Along with this framework, asking these seven questions can help optimize costs to improve efficiency:
- Eliminate: Can the cost be cut entirely from current or future spending?
- Simplify: Is it possible to reduce complexity by removing duplication?
- Utilize: Can existing resources offer expanded use or value?
- Standardize: Can common tasks and processes be defined or combined?
- Centralize: Can centralization help achieve economies of scale and improve leveraging of resources?
- Automate. Can manual procedures be reduced or eliminated?
- Renegotiate: Can the organization rationalize partner or provider portfolios or recalibrate business relationships?

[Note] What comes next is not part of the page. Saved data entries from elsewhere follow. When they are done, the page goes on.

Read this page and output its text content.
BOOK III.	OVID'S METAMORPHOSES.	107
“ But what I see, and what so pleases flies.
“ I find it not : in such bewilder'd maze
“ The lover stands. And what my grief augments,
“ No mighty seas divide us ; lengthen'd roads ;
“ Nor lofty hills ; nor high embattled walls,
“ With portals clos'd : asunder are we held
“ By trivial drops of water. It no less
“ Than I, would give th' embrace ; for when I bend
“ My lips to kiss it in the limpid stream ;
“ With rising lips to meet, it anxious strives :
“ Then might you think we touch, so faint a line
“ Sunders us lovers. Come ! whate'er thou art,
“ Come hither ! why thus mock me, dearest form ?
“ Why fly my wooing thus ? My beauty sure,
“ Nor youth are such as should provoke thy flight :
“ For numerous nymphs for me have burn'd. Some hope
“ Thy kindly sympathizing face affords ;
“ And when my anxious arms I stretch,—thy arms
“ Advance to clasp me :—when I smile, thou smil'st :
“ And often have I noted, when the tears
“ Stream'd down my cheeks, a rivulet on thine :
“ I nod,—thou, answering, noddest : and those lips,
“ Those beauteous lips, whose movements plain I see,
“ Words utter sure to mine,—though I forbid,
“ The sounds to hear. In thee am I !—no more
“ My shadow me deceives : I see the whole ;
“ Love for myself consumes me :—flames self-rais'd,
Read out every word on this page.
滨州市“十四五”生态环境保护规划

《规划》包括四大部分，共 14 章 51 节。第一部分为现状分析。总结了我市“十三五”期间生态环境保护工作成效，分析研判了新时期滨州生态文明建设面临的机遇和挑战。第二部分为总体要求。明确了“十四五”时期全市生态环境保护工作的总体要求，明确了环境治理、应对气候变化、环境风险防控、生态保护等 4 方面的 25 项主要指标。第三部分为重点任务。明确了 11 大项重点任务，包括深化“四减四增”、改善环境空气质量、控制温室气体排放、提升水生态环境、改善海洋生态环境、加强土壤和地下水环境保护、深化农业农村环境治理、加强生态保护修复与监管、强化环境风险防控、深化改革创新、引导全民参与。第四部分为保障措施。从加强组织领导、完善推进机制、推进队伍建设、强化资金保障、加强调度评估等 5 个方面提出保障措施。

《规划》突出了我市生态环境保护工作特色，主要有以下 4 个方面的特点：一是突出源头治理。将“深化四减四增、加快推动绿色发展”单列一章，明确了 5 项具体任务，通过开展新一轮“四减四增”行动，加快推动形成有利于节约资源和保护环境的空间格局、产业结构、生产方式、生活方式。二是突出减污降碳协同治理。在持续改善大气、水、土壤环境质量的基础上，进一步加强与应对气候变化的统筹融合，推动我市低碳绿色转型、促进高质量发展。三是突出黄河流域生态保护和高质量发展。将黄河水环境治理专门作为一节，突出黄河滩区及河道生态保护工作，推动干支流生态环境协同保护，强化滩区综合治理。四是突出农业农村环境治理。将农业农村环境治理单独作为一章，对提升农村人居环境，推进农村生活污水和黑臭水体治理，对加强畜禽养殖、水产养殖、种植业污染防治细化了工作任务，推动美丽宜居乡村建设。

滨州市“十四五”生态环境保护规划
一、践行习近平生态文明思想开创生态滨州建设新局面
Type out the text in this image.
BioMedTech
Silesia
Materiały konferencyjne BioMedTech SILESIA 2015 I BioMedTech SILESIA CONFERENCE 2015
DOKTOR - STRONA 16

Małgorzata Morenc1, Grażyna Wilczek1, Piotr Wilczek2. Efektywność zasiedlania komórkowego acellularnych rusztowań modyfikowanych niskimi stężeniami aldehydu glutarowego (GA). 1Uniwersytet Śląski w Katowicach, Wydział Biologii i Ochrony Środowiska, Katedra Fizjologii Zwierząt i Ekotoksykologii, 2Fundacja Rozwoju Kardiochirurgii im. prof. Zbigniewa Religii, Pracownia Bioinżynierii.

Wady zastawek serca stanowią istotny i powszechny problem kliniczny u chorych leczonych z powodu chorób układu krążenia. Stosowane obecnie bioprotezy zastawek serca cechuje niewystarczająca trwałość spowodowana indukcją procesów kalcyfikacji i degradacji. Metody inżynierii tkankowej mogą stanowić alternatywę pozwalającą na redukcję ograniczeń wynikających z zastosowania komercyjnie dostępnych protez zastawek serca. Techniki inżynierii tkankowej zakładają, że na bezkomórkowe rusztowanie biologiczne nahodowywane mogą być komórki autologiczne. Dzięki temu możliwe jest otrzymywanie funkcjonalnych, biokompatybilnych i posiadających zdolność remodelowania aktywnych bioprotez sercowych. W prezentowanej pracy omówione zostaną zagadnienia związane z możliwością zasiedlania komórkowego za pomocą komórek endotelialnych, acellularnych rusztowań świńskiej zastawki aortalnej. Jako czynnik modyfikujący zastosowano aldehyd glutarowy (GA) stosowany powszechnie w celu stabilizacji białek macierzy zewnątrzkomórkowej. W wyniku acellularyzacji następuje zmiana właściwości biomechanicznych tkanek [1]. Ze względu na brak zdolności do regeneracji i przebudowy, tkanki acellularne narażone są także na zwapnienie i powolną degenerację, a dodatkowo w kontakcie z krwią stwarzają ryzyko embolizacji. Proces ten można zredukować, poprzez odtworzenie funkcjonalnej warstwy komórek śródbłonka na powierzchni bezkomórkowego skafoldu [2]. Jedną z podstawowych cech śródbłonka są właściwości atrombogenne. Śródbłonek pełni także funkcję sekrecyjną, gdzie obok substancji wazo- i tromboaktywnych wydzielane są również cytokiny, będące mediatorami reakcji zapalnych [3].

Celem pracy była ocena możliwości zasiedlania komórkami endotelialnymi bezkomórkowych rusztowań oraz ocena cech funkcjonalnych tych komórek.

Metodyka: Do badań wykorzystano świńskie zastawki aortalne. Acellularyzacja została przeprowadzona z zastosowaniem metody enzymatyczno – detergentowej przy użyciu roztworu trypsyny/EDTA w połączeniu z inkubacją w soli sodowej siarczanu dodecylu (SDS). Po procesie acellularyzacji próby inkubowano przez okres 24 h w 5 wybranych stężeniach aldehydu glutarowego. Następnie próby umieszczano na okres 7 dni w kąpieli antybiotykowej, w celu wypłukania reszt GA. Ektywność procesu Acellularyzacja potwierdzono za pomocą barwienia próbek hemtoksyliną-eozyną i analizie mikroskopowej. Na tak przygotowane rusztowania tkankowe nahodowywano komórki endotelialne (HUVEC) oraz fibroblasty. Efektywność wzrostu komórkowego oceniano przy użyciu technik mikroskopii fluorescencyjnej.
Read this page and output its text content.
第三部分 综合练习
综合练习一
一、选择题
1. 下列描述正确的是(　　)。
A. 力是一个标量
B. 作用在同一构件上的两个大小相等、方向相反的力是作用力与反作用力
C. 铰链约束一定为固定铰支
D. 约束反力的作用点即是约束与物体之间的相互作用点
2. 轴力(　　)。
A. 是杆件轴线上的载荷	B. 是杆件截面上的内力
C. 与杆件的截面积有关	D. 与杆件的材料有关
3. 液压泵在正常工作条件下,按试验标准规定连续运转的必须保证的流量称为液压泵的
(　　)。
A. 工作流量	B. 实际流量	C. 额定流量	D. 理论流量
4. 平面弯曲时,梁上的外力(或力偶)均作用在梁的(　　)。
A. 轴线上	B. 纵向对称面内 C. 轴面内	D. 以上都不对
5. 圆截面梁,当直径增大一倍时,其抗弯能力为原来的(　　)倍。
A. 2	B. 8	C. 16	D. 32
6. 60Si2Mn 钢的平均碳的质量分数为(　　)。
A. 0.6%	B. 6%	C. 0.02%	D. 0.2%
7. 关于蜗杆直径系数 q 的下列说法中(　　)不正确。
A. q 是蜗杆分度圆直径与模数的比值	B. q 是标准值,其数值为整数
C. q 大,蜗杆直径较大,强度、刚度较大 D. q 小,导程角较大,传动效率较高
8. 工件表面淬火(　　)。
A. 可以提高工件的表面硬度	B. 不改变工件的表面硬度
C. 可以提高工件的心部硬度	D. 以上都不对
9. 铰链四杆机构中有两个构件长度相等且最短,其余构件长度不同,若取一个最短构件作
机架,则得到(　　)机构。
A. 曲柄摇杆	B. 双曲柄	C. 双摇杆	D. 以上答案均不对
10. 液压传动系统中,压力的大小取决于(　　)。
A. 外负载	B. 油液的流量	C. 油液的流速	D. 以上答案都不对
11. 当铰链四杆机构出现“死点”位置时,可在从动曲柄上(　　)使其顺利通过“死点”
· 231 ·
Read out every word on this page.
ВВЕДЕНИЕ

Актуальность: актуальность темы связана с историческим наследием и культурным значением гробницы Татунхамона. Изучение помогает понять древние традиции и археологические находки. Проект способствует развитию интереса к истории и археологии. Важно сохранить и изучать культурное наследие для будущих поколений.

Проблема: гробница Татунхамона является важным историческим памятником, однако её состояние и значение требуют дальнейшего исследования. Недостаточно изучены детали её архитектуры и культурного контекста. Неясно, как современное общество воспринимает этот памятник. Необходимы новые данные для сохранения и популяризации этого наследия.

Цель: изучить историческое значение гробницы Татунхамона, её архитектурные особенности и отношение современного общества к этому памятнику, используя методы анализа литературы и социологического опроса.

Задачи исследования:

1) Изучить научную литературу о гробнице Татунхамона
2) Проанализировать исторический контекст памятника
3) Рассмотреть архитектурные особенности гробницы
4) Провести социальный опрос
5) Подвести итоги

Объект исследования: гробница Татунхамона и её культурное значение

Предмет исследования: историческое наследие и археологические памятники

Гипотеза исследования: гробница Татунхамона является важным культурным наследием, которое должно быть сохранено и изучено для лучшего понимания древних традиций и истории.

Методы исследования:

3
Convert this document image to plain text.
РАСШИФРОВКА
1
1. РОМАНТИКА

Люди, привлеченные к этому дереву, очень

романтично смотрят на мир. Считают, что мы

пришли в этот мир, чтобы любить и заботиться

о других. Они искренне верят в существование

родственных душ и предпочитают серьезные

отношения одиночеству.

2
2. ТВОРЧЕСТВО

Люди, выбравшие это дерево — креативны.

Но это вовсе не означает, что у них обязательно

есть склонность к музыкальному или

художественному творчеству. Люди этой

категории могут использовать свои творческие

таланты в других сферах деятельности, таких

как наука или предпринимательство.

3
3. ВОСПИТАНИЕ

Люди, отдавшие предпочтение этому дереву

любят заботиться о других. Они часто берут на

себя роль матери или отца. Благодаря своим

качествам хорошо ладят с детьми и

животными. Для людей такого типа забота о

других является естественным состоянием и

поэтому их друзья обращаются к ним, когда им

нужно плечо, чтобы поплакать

The seven-question structure can be applied to people, process, technology and partner relationships. Applied to talent, it enables marketers to focus on better ways to use existing resources or standardize certain tasks to create capacity. For example, the questions can reveal opportunities to:
Eliminate overlapping roles and responsibilities. Now that you may be reassigning teams to a wider range of projects, determine exactly how much capacity you need to deliver the overall portfolio. Balance people’s roles accordingly: Although versatility can be useful, avoid excessive overlap and duplication of skills.
Standardize to reduce variability. Balance job components that can be standardized — such as performance objectives and measurements — with variable elements such as flexibility and creativity. Try to standardize skills across the team to reduce the need for specialist roles or support from external agencies.
Centralize critical skills and capacities. The key question to ask is where centralization can deliver better performance at lower cost. Marketing analytics is a great example of a skill that can be centralized by pooling analytics resources and building a unified approach across the business.
Automate manual or low-value work. Look for ways to leverage technology to automate processes, freeing up people to provide higher-value contributions.